Throwing a spanner into these works is the federal government's announcement that Port Kembla and Newcastle are on the short list to host a future fleet of nuclear submarines.
RDA Illawarra policy manager Alex Spillett said a future fleet base would make a hosting a container port a challenge, for either port.
"It will be difficult for any of those centres to accommodate a fleet base east and a significant container port," he said.
This is something that Ms Calfas agreed with, albeit noting that there was limited information about what the naval base would entail.
"It's not really a big space that's there that could accommodate those uses."
Others disputed this, with Councillor Figliomeni saying the saying the two could exist alongside each other.
"We had the same issue when we were looking at cars coming here and people said we couldn't handle them. There's so much capacity there that I don't really see that as an obstacle at all."
While neither a container terminal nor a submarine base would be built in any of the proposed locations until the 2040s, Ms Calfas said there needed to be work done now on improving freight connections in the Illawarra.
"The Illawarra needs a SWIRL now, not in 20 to 30 years."

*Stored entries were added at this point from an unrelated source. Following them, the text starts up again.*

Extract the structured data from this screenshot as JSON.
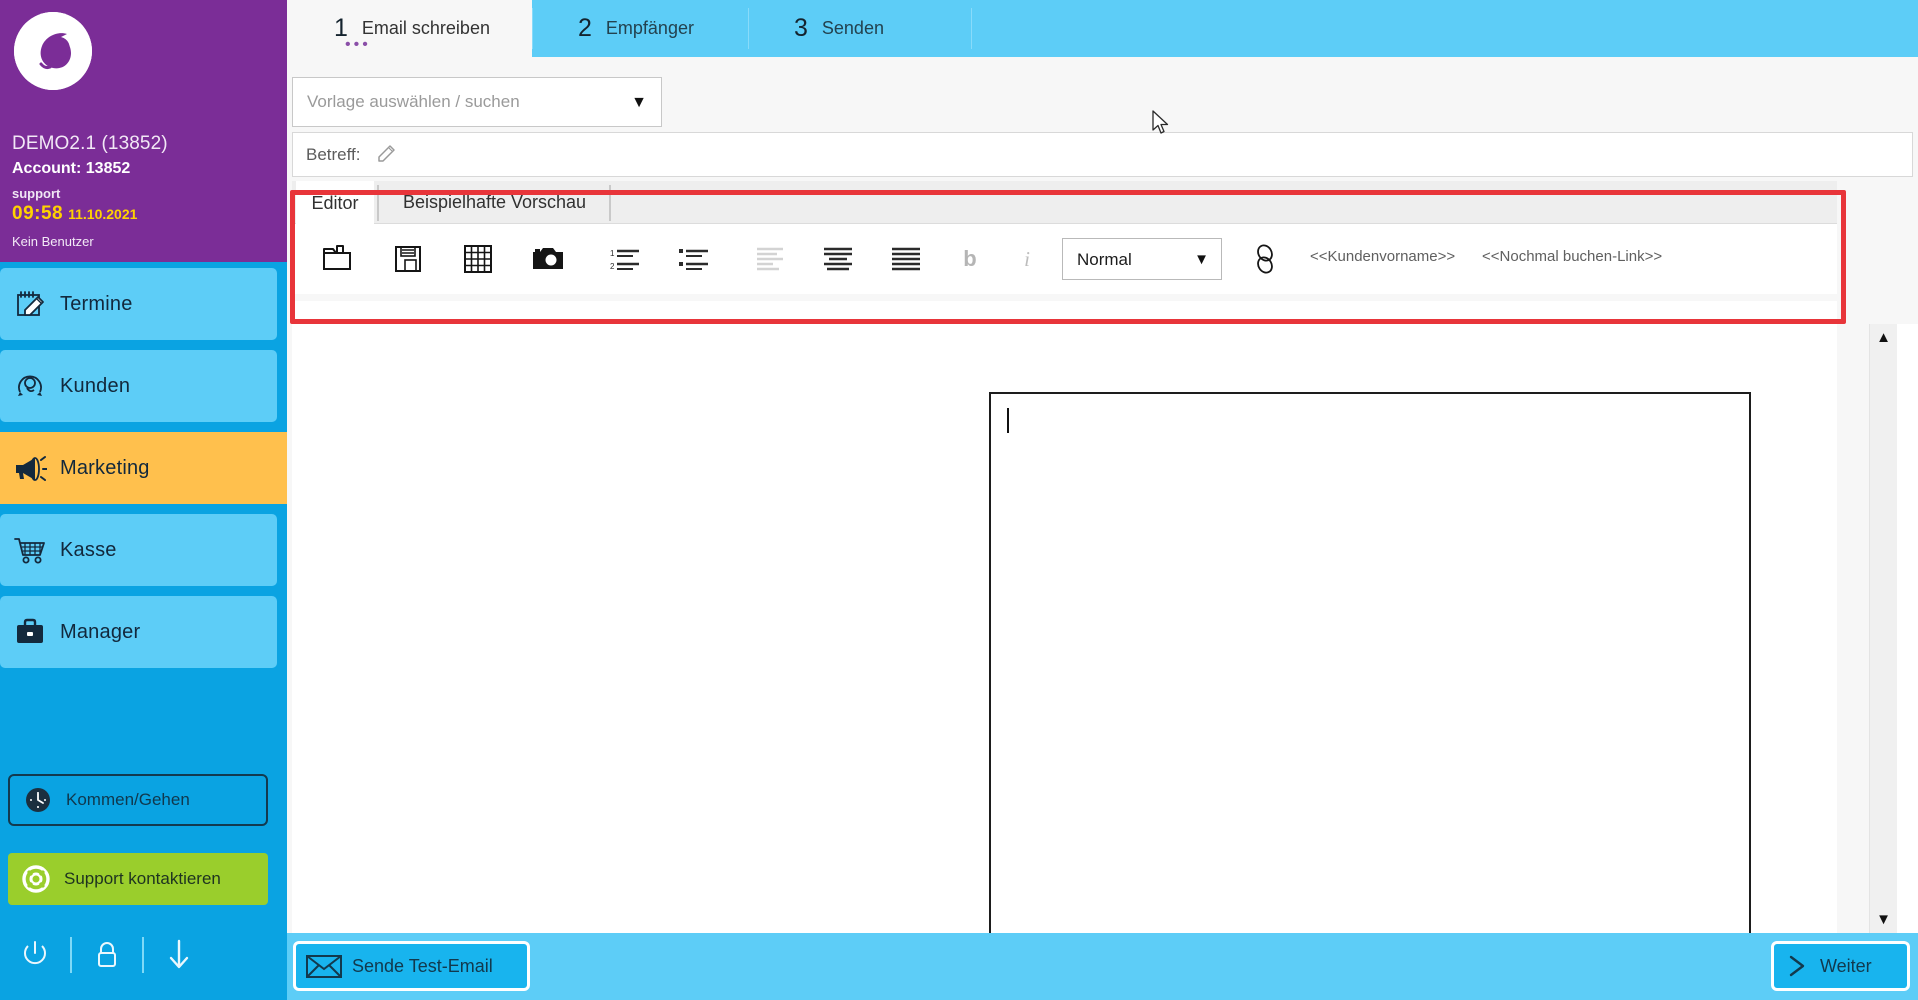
{
  "sidebar": {
    "account_name": "DEMO2.1 (13852)",
    "account_line": "Account: 13852",
    "role": "support",
    "time": "09:58",
    "date": "11.10.2021",
    "user": "Kein Benutzer",
    "items": [
      {
        "label": "Termine",
        "icon": "calendar-edit-icon",
        "active": false
      },
      {
        "label": "Kunden",
        "icon": "customers-icon",
        "active": false
      },
      {
        "label": "Marketing",
        "icon": "megaphone-icon",
        "active": true
      },
      {
        "label": "Kasse",
        "icon": "shopping-cart-icon",
        "active": false
      },
      {
        "label": "Manager",
        "icon": "briefcase-icon",
        "active": false
      }
    ],
    "come_go_label": "Kommen/Gehen",
    "support_label": "Support kontaktieren",
    "footer_icons": [
      "power-icon",
      "lock-icon",
      "arrow-down-icon"
    ],
    "colors": {
      "header": "#7b2d97",
      "nav": "#0aa3e2",
      "active": "#ffc04d",
      "support": "#9ace2c"
    }
  },
  "tabs": [
    {
      "num": "1",
      "label": "Email schreiben",
      "active": true
    },
    {
      "num": "2",
      "label": "Empfänger",
      "active": false
    },
    {
      "num": "3",
      "label": "Senden",
      "active": false
    }
  ],
  "template_select": {
    "placeholder": "Vorlage auswählen / suchen",
    "arrow": "▼"
  },
  "subject": {
    "label": "Betreff:",
    "value": "",
    "icon": "pencil-icon"
  },
  "editor_tabs": [
    {
      "label": "Editor",
      "active": true
    },
    {
      "label": "Beispielhafte Vorschau",
      "active": false
    }
  ],
  "toolbar": {
    "buttons": [
      {
        "name": "open-folder-icon",
        "title": "Öffnen"
      },
      {
        "name": "save-floppy-icon",
        "title": "Speichern"
      },
      {
        "name": "table-grid-icon",
        "title": "Tabelle"
      },
      {
        "name": "camera-image-icon",
        "title": "Bild"
      },
      {
        "name": "ordered-list-icon",
        "title": "Nummerierte Liste"
      },
      {
        "name": "unordered-list-icon",
        "title": "Aufzählung"
      },
      {
        "name": "align-left-icon",
        "title": "Linksbündig"
      },
      {
        "name": "align-center-icon",
        "title": "Zentriert"
      },
      {
        "name": "align-right-icon",
        "title": "Rechtsbündig"
      },
      {
        "name": "bold-icon",
        "title": "Fett"
      },
      {
        "name": "italic-icon",
        "title": "Kursiv"
      }
    ],
    "bold_label": "b",
    "italic_label": "i",
    "style_select": {
      "value": "Normal",
      "arrow": "▼"
    },
    "link_icon": "link-chain-icon",
    "tokens": [
      "<<Kundenvorname>>",
      "<<Nochmal buchen-Link>>"
    ],
    "highlight_color": "#e8353a"
  },
  "editor_body": {
    "content": ""
  },
  "scrollbar": {
    "up": "▲",
    "down": "▼"
  },
  "bottom": {
    "test_email_label": "Sende Test-Email",
    "test_email_icon": "envelope-icon",
    "next_label": "Weiter",
    "next_icon": "chevron-right-icon"
  }
}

Executive director of Business Illawarra Adam Zarth said modelling by his organisation found current freight constraints will cost the regional economy $230 million per year by 2041.
"The diversification of the port is what ultimately we want to see at Port Kembla," he said. "What that means is we're insured against all manner of economic disruptions because ultimately, the Illawarra economy relies on the fortunes of Port Kembla."